Is viewing an integer as an array of smaller integers UB?
For example, is there UB in this code:
#include <iostream>
#include <cstdint>
#include <algorithm> // sort
void sort_bytes(std::uint32_t& x) {
std::uint8_t* p = (std::uint8_t*)&x;
std::sort(p, p+4);
}
void sort_words(std::uint32_t& x) {
std::uint16_t* p = (std::uint16_t*)&x;
std::sort(p, p+2);
}
int main() {
const std::uint32_t x = 1234342542u;
std::uint32_t y = x, z = x;
std::cout << x << std::endl;
sort_bytes(y);
std::cout << y << std::endl;
sort_words(z);
std::cout << z << std::endl;
}
Yes, that's exactly what the strict aliasing rule forbids. However, compilers generally have options to disable reliance on this rule, e.g. -fno-strict-aliasing
for GCC and Clang, with which the behavior will be defined in the practical sense on these compilers. Otherwise the these compilers will compile it in unintended ways because the aliasing rule is broken, causing UB.
sort_bytes
is probably an exception. uint8_t
is typically unsigned char
. unsigned char
specifically has an exception to the aliasing rule and may alias any other type (but not the other way around).
Therefore sort_bytes
is fine from that perspective.
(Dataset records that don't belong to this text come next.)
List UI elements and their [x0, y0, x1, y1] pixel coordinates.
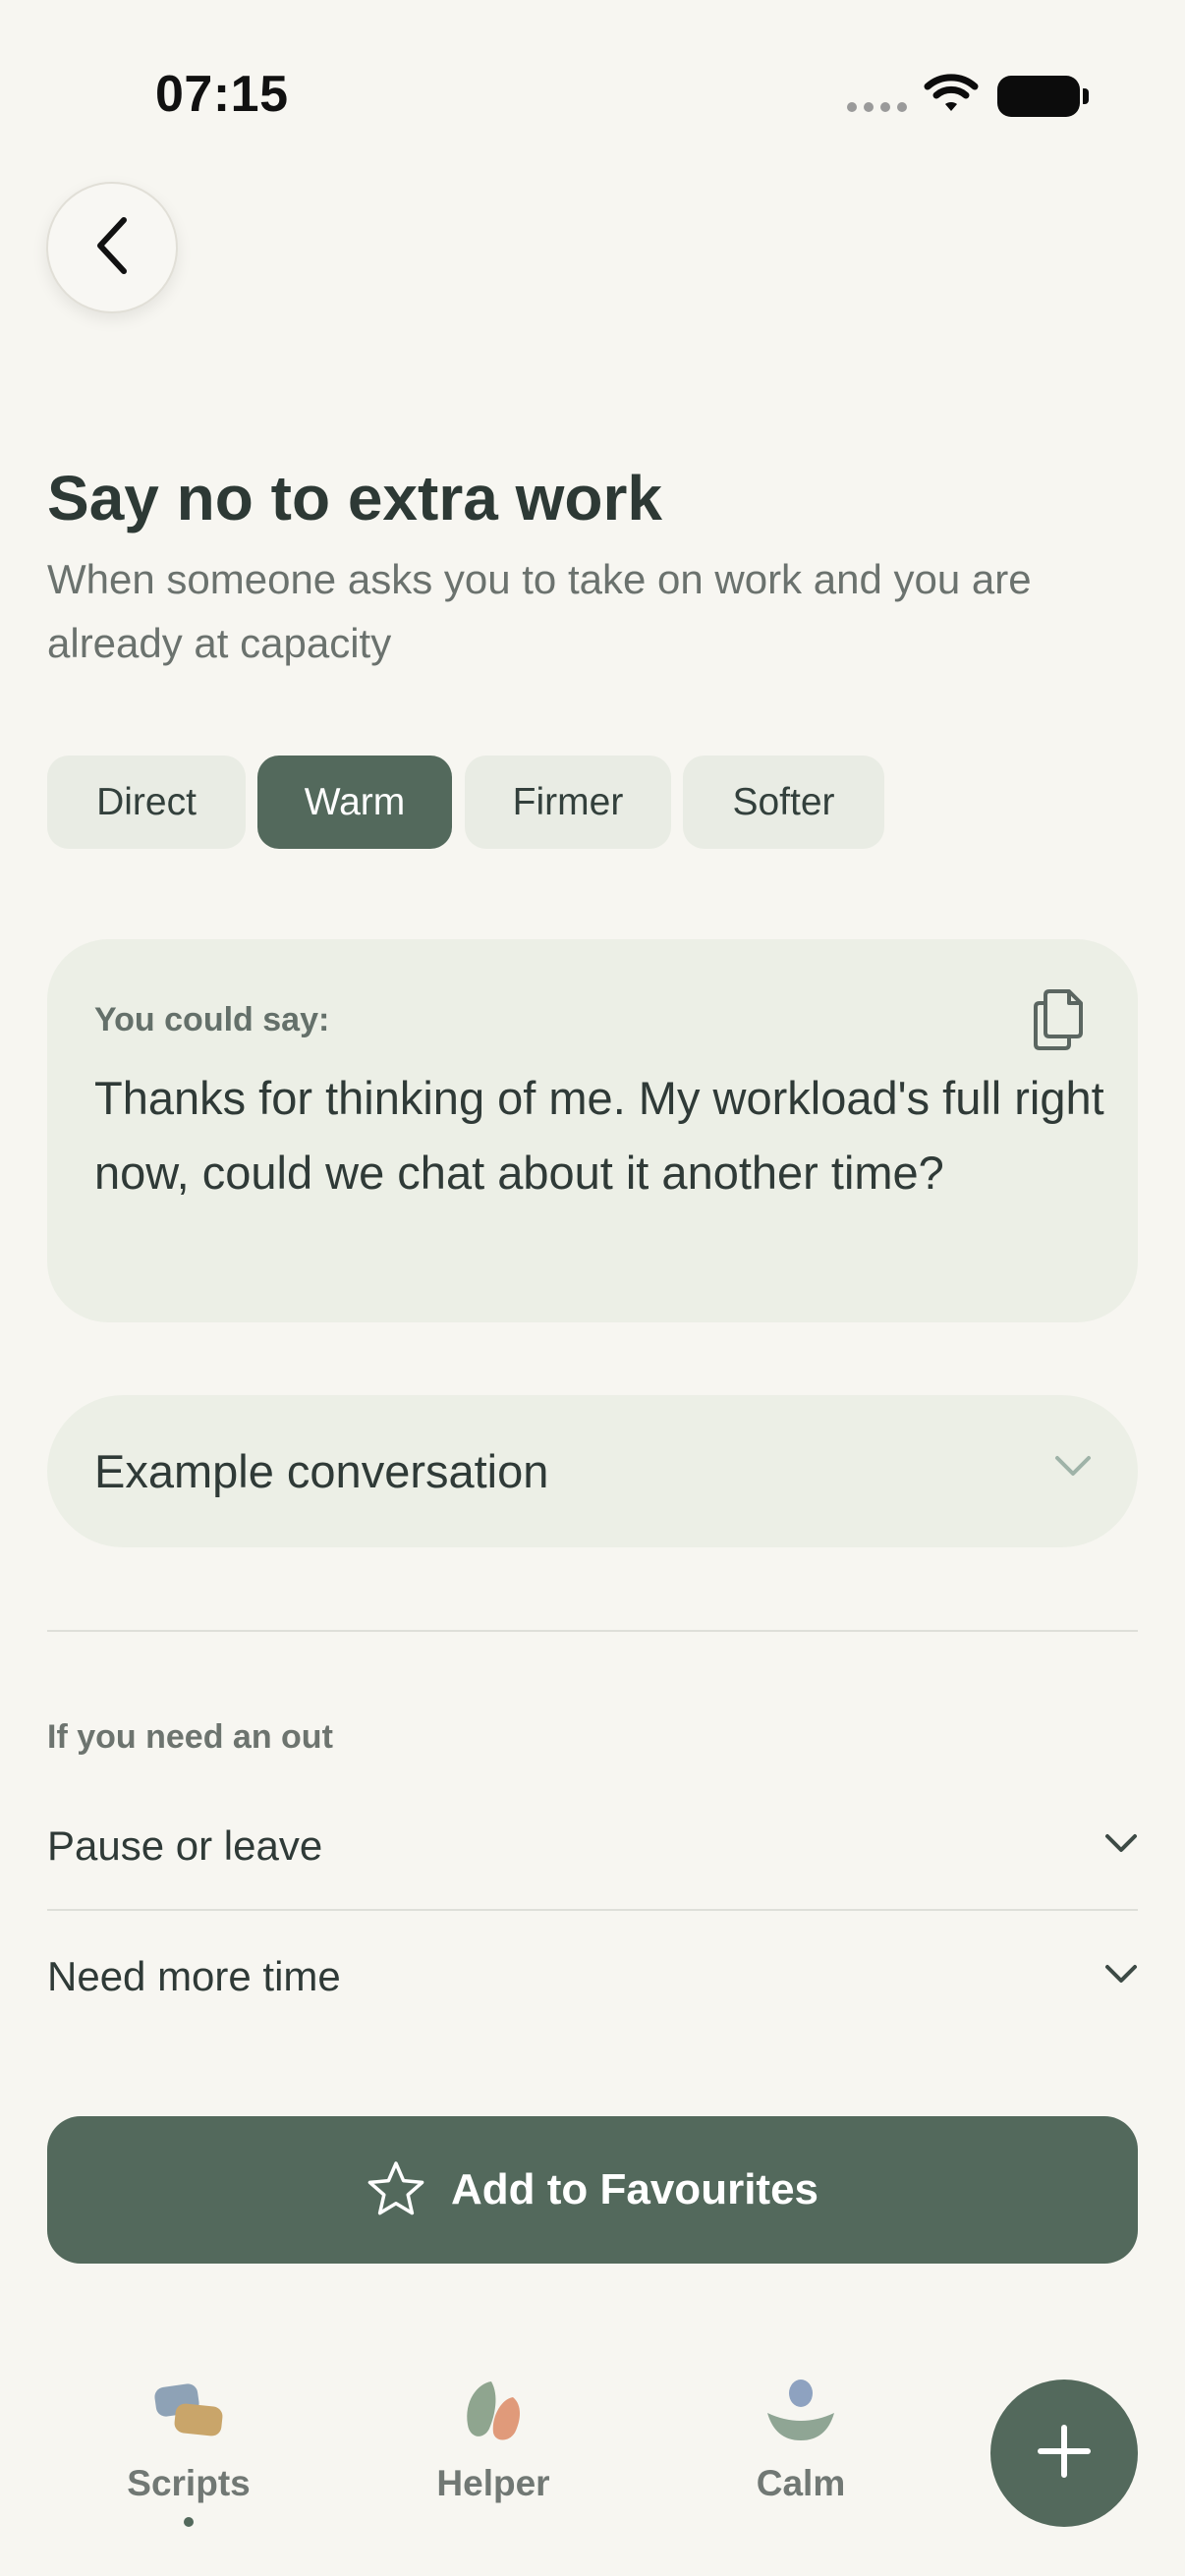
wifi-icon — [924, 73, 979, 119]
out-row-need-more-time[interactable]: Need more time — [47, 1923, 1138, 2031]
chevron-down-icon — [1104, 1964, 1138, 1990]
out-row-pause-or-leave[interactable]: Pause or leave — [47, 1792, 1138, 1900]
copy-icon[interactable] — [1030, 987, 1089, 1057]
calm-icon — [762, 2378, 840, 2449]
chevron-down-icon — [1104, 1833, 1138, 1860]
tone-pill-warm[interactable]: Warm — [257, 756, 452, 849]
chevron-down-icon — [1053, 1454, 1093, 1483]
section-divider — [47, 1630, 1138, 1632]
example-conversation-label: Example conversation — [94, 1445, 549, 1497]
script-card-label: You could say: — [94, 1001, 330, 1038]
outs-section-label: If you need an out — [47, 1718, 333, 1756]
back-button[interactable] — [46, 182, 178, 313]
nav-tab-helper[interactable]: Helper — [385, 2378, 601, 2504]
script-text: Thanks for thinking of me. My workload's… — [94, 1072, 1104, 1199]
page-subtitle: When someone asks you to take on work an… — [47, 556, 1032, 666]
row-divider — [47, 1909, 1138, 1911]
nav-label-helper: Helper — [436, 2463, 550, 2503]
star-icon — [367, 2159, 425, 2221]
nav-label-scripts: Scripts — [127, 2463, 251, 2503]
out-row-label: Need more time — [47, 1953, 341, 1999]
scripts-icon — [149, 2378, 228, 2449]
status-time: 07:15 — [155, 66, 289, 123]
out-row-label: Pause or leave — [47, 1822, 323, 1869]
plus-icon — [1035, 2422, 1094, 2486]
add-to-favourites-button[interactable]: Add to Favourites — [47, 2116, 1138, 2264]
active-tab-indicator — [184, 2517, 194, 2527]
page-title: Say no to extra work — [47, 463, 662, 533]
cellular-signal-icon — [847, 102, 907, 112]
nav-tab-calm[interactable]: Calm — [693, 2378, 909, 2504]
example-conversation-toggle[interactable]: Example conversation — [47, 1395, 1138, 1547]
battery-icon — [997, 76, 1089, 117]
add-button[interactable] — [990, 2380, 1138, 2527]
back-chevron-icon — [90, 214, 134, 282]
nav-tab-scripts[interactable]: Scripts — [81, 2378, 297, 2504]
helper-icon — [454, 2378, 533, 2449]
tone-pill-direct[interactable]: Direct — [47, 756, 246, 849]
tone-pill-firmer[interactable]: Firmer — [465, 756, 671, 849]
tone-pill-softer[interactable]: Softer — [683, 756, 884, 849]
nav-label-calm: Calm — [756, 2463, 846, 2503]
add-to-favourites-label: Add to Favourites — [450, 2165, 819, 2213]
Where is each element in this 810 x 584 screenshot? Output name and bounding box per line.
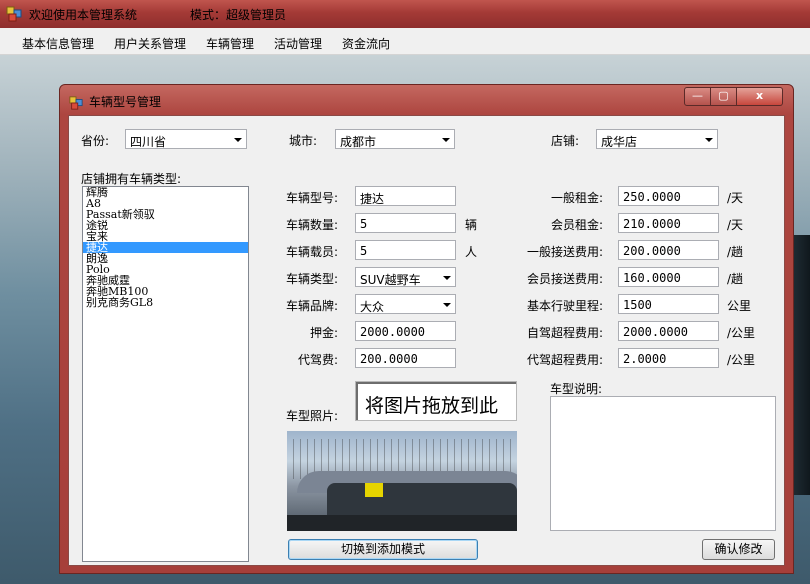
chevron-down-icon [442,138,450,142]
quantity-value: 5 [360,217,368,231]
member-pickup-input[interactable]: 160.0000 [618,267,719,287]
chevron-down-icon [705,138,713,142]
app-icon [6,6,22,22]
member-pickup-label: 会员接送费用: [527,272,604,286]
model-label: 车辆型号: [286,191,339,205]
maximize-button[interactable]: ▢ [711,87,737,106]
deposit-value: 2000.0000 [360,325,426,339]
brand-value: 大众 [360,300,385,314]
seats-value: 5 [360,244,368,258]
normal-rent-unit: /天 [727,191,744,205]
province-value: 四川省 [130,135,167,149]
normal-rent-input[interactable]: 250.0000 [618,186,719,206]
store-select[interactable]: 成华店 [596,129,718,149]
car-type-listbox[interactable]: 辉腾 A8 Passat新领驭 途锐 宝来 捷达 朗逸 Polo 奔驰威霆 奔驰… [82,186,249,562]
base-mileage-input[interactable]: 1500 [618,294,719,314]
confirm-edit-button[interactable]: 确认修改 [702,539,775,560]
base-mileage-unit: 公里 [727,299,752,313]
chevron-down-icon [443,303,451,307]
city-value: 成都市 [340,135,377,149]
menu-activity-management[interactable]: 活动管理 [274,35,322,52]
normal-pickup-value: 200.0000 [623,244,681,258]
chauffeur-over-value: 2.0000 [623,352,667,366]
chevron-down-icon [443,276,451,280]
normal-pickup-input[interactable]: 200.0000 [618,240,719,260]
chauffeur-over-unit: /公里 [727,353,756,367]
car-list-label: 店铺拥有车辆类型: [81,172,182,186]
member-rent-label: 会员租金: [551,218,604,232]
deposit-label: 押金: [310,326,339,340]
driver-fee-input[interactable]: 200.0000 [355,348,456,368]
city-select[interactable]: 成都市 [335,129,455,149]
base-mileage-value: 1500 [623,298,652,312]
close-button[interactable]: x [737,87,783,106]
quantity-unit: 辆 [465,218,478,232]
chevron-down-icon [234,138,242,142]
seats-input[interactable]: 5 [355,240,456,260]
brand-label: 车辆品牌: [286,299,339,313]
normal-rent-label: 一般租金: [551,191,604,205]
province-label: 省份: [81,134,110,148]
menu-fund-flow[interactable]: 资金流向 [342,35,390,52]
member-rent-value: 210.0000 [623,217,681,231]
photo-car-body [287,515,517,531]
self-drive-over-input[interactable]: 2000.0000 [618,321,719,341]
self-drive-over-value: 2000.0000 [623,325,689,339]
member-rent-input[interactable]: 210.0000 [618,213,719,233]
member-pickup-unit: /趟 [727,272,744,286]
member-rent-unit: /天 [727,218,744,232]
driver-fee-label: 代驾费: [298,353,339,367]
app-titlebar: 欢迎使用本管理系统 模式：超级管理员 [0,0,810,28]
description-textarea[interactable] [550,396,776,531]
image-dropzone[interactable]: 将图片拖放到此 [355,381,517,421]
model-input[interactable]: 捷达 [355,186,456,206]
menu-basic-info[interactable]: 基本信息管理 [22,35,94,52]
deposit-input[interactable]: 2000.0000 [355,321,456,341]
vehicle-model-dialog: 车辆型号管理 — ▢ x 省份: 四川省 城市: 成都市 店铺: 成华店 店铺拥… [59,84,794,574]
description-label: 车型说明: [550,382,603,396]
switch-to-add-mode-button[interactable]: 切换到添加模式 [288,539,478,560]
dialog-icon [69,96,83,110]
store-value: 成华店 [601,135,638,149]
normal-pickup-label: 一般接送费用: [527,245,604,259]
type-select[interactable]: SUV越野车 [355,267,456,287]
app-title: 欢迎使用本管理系统 [29,8,138,22]
menu-bar: 基本信息管理 用户关系管理 车辆管理 活动管理 资金流向 [0,28,810,55]
list-item[interactable]: 别克商务GL8 [83,297,248,308]
chauffeur-over-input[interactable]: 2.0000 [618,348,719,368]
province-select[interactable]: 四川省 [125,129,247,149]
self-drive-over-label: 自驾超程费用: [527,326,604,340]
driver-fee-value: 200.0000 [360,352,418,366]
brand-select[interactable]: 大众 [355,294,456,314]
store-label: 店铺: [551,134,580,148]
list-item[interactable]: 辉腾 [83,187,248,198]
menu-vehicle-management[interactable]: 车辆管理 [206,35,254,52]
photo-car-windshield [327,483,517,517]
menu-user-relations[interactable]: 用户关系管理 [114,35,186,52]
normal-pickup-unit: /趟 [727,245,744,259]
seats-unit: 人 [465,245,478,259]
seats-label: 车辆载员: [286,245,339,259]
window-controls: — ▢ x [684,87,783,106]
base-mileage-label: 基本行驶里程: [527,299,604,313]
city-label: 城市: [289,134,318,148]
dialog-title: 车辆型号管理 [89,95,162,109]
member-pickup-value: 160.0000 [623,271,681,285]
car-photo [287,431,517,531]
quantity-input[interactable]: 5 [355,213,456,233]
app-mode-indicator: 模式：超级管理员 [190,8,287,22]
self-drive-over-unit: /公里 [727,326,756,340]
model-value: 捷达 [360,192,385,206]
photo-windshield-tag [365,483,383,497]
dropzone-text: 将图片拖放到此 [365,395,499,417]
type-value: SUV越野车 [360,273,421,287]
photo-label: 车型照片: [286,409,339,423]
minimize-button[interactable]: — [684,87,711,106]
quantity-label: 车辆数量: [286,218,339,232]
type-label: 车辆类型: [286,272,339,286]
dialog-client-area: 省份: 四川省 城市: 成都市 店铺: 成华店 店铺拥有车辆类型: 辉腾 A8 … [68,115,785,566]
normal-rent-value: 250.0000 [623,190,681,204]
chauffeur-over-label: 代驾超程费用: [527,353,604,367]
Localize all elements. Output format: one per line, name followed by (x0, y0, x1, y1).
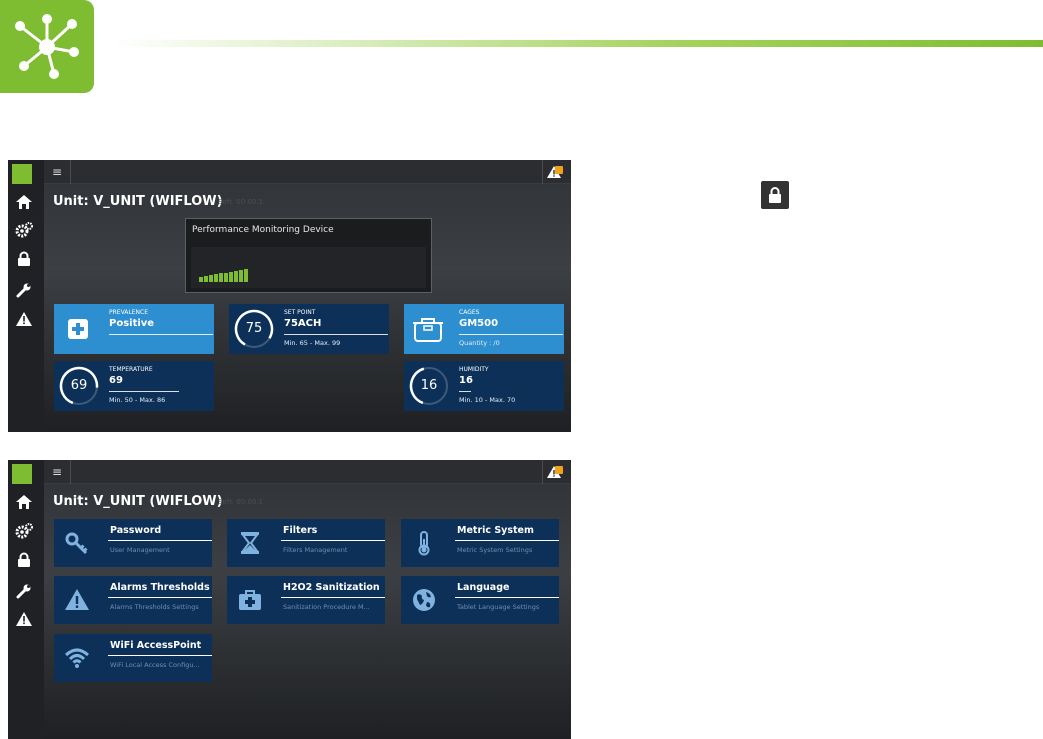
temperature-value: 69 (109, 375, 123, 386)
warning-icon[interactable] (15, 310, 33, 328)
temperature-tile[interactable]: 69 TEMPERATURE 69 Min. 50 - Max. 86 (54, 361, 214, 411)
home-icon[interactable] (15, 193, 33, 211)
warning-icon[interactable] (15, 610, 33, 628)
hourglass-icon (237, 530, 263, 556)
unit-title: Unit: V_UNIT (WIFLOW) (53, 194, 223, 209)
thermometer-icon (411, 530, 437, 556)
performance-bar (209, 275, 213, 282)
app-logo (0, 0, 94, 93)
performance-monitor: Performance Monitoring Device (185, 218, 432, 293)
settings-screen: ≡ Unit: V_UNIT (WIFLOW) Soft. 00.00.1 Pa… (8, 460, 571, 739)
cages-value: GM500 (459, 318, 499, 329)
software-version: Soft. 00.00.1 (218, 498, 263, 506)
menu-subtitle: Alarms Thresholds Settings (110, 603, 199, 611)
humidity-label: HUMIDITY (459, 366, 489, 373)
lock-icon (761, 181, 789, 209)
alert-icon[interactable] (547, 464, 565, 480)
performance-bar (229, 271, 233, 282)
menu-subtitle: WiFi Local Access Configu... (110, 661, 200, 669)
wrench-icon[interactable] (15, 582, 33, 600)
home-icon[interactable] (15, 493, 33, 511)
warning-icon (64, 587, 90, 613)
humidity-gauge-value: 16 (420, 378, 438, 393)
performance-bar (199, 277, 203, 282)
gears-icon[interactable] (15, 522, 33, 540)
humidity-range: Min. 10 - Max. 70 (459, 396, 516, 404)
hamburger-menu-icon[interactable]: ≡ (52, 465, 66, 479)
plus-icon (66, 317, 90, 341)
performance-bar (219, 273, 223, 282)
software-version: Soft. 00.00.1 (218, 198, 263, 206)
setpoint-label: SET POINT (284, 309, 316, 316)
cages-quantity: Quantity : /0 (459, 339, 500, 347)
top-bar: ≡ (44, 160, 571, 184)
temperature-label: TEMPERATURE (109, 366, 153, 373)
cages-label: CAGES (459, 309, 480, 316)
menu-language[interactable]: Language Tablet Language Settings (401, 576, 559, 624)
menu-alarms-thresholds[interactable]: Alarms Thresholds Alarms Thresholds Sett… (54, 576, 212, 624)
humidity-value: 16 (459, 375, 473, 386)
globe-icon (411, 587, 437, 613)
prevalence-tile[interactable]: PREVALENCE Positive (54, 304, 214, 354)
top-bar: ≡ (44, 460, 571, 484)
menu-filters[interactable]: Filters Filters Management (227, 519, 385, 567)
setpoint-range: Min. 65 - Max. 99 (284, 339, 341, 347)
gears-icon[interactable] (15, 221, 33, 239)
lock-icon[interactable] (15, 250, 33, 268)
wrench-icon[interactable] (15, 281, 33, 299)
wifi-icon (64, 645, 90, 671)
menu-subtitle: Filters Management (283, 546, 348, 554)
network-logo-icon (15, 14, 79, 79)
alert-icon[interactable] (547, 164, 565, 180)
setpoint-gauge-value: 75 (245, 321, 263, 336)
unit-title: Unit: V_UNIT (WIFLOW) (53, 494, 223, 509)
menu-subtitle: Tablet Language Settings (457, 603, 540, 611)
key-icon (64, 530, 90, 556)
cage-icon (412, 315, 444, 343)
sidebar-logo-icon (12, 464, 32, 484)
performance-bar (244, 268, 248, 282)
header-rule (110, 40, 1043, 47)
sidebar (8, 160, 44, 432)
performance-title: Performance Monitoring Device (192, 225, 334, 235)
menu-metric-system[interactable]: Metric System Metric System Settings (401, 519, 559, 567)
performance-bar (204, 276, 208, 282)
dashboard-screen: ≡ Unit: V_UNIT (WIFLOW) Soft. 00.00.1 Pe… (8, 160, 571, 432)
menu-subtitle: Sanitization Procedure M... (283, 603, 370, 611)
menu-password[interactable]: Password User Management (54, 519, 212, 567)
menu-title: Filters (283, 525, 318, 536)
medical-kit-icon (237, 587, 263, 613)
hamburger-menu-icon[interactable]: ≡ (52, 165, 66, 179)
temperature-range: Min. 50 - Max. 86 (109, 396, 166, 404)
prevalence-value: Positive (109, 318, 155, 329)
setpoint-value: 75ACH (284, 318, 322, 329)
temperature-gauge-value: 69 (70, 378, 88, 393)
menu-title: Metric System (457, 525, 534, 536)
prevalence-label: PREVALENCE (109, 309, 149, 316)
menu-subtitle: Metric System Settings (457, 546, 533, 554)
performance-bar (239, 269, 243, 282)
humidity-tile[interactable]: 16 HUMIDITY 16 Min. 10 - Max. 70 (404, 361, 564, 411)
setpoint-tile[interactable]: 75 SET POINT 75ACH Min. 65 - Max. 99 (229, 304, 389, 354)
menu-title: Password (110, 525, 162, 536)
menu-title: Alarms Thresholds (110, 582, 210, 593)
sidebar (8, 460, 44, 739)
performance-bar (234, 270, 238, 282)
cages-tile[interactable]: CAGES GM500 Quantity : /0 (404, 304, 564, 354)
menu-h2o2-sanitization[interactable]: H2O2 Sanitization Sanitization Procedure… (227, 576, 385, 624)
menu-subtitle: User Management (110, 546, 170, 554)
performance-bar (214, 274, 218, 282)
performance-bar (224, 272, 228, 282)
menu-wifi-accesspoint[interactable]: WiFi AccessPoint WiFi Local Access Confi… (54, 634, 212, 682)
menu-title: H2O2 Sanitization (283, 582, 380, 593)
sidebar-logo-icon (12, 164, 32, 184)
menu-title: Language (457, 582, 510, 593)
alert-badge (555, 466, 563, 474)
menu-title: WiFi AccessPoint (110, 640, 202, 651)
alert-badge (555, 166, 563, 174)
lock-icon[interactable] (15, 551, 33, 569)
However, what value exactly will be read is implementation-defined and dependent on the representations of the involved types. In practice it is especially relevant whether the system is litte-endian or big-endian (or something else entirely).
However, even with the aliasing exception, the standard technically at the moment doesn't permit treating the result of the cast as pointing into an array. That's however probably a defect that will be resolved eventually.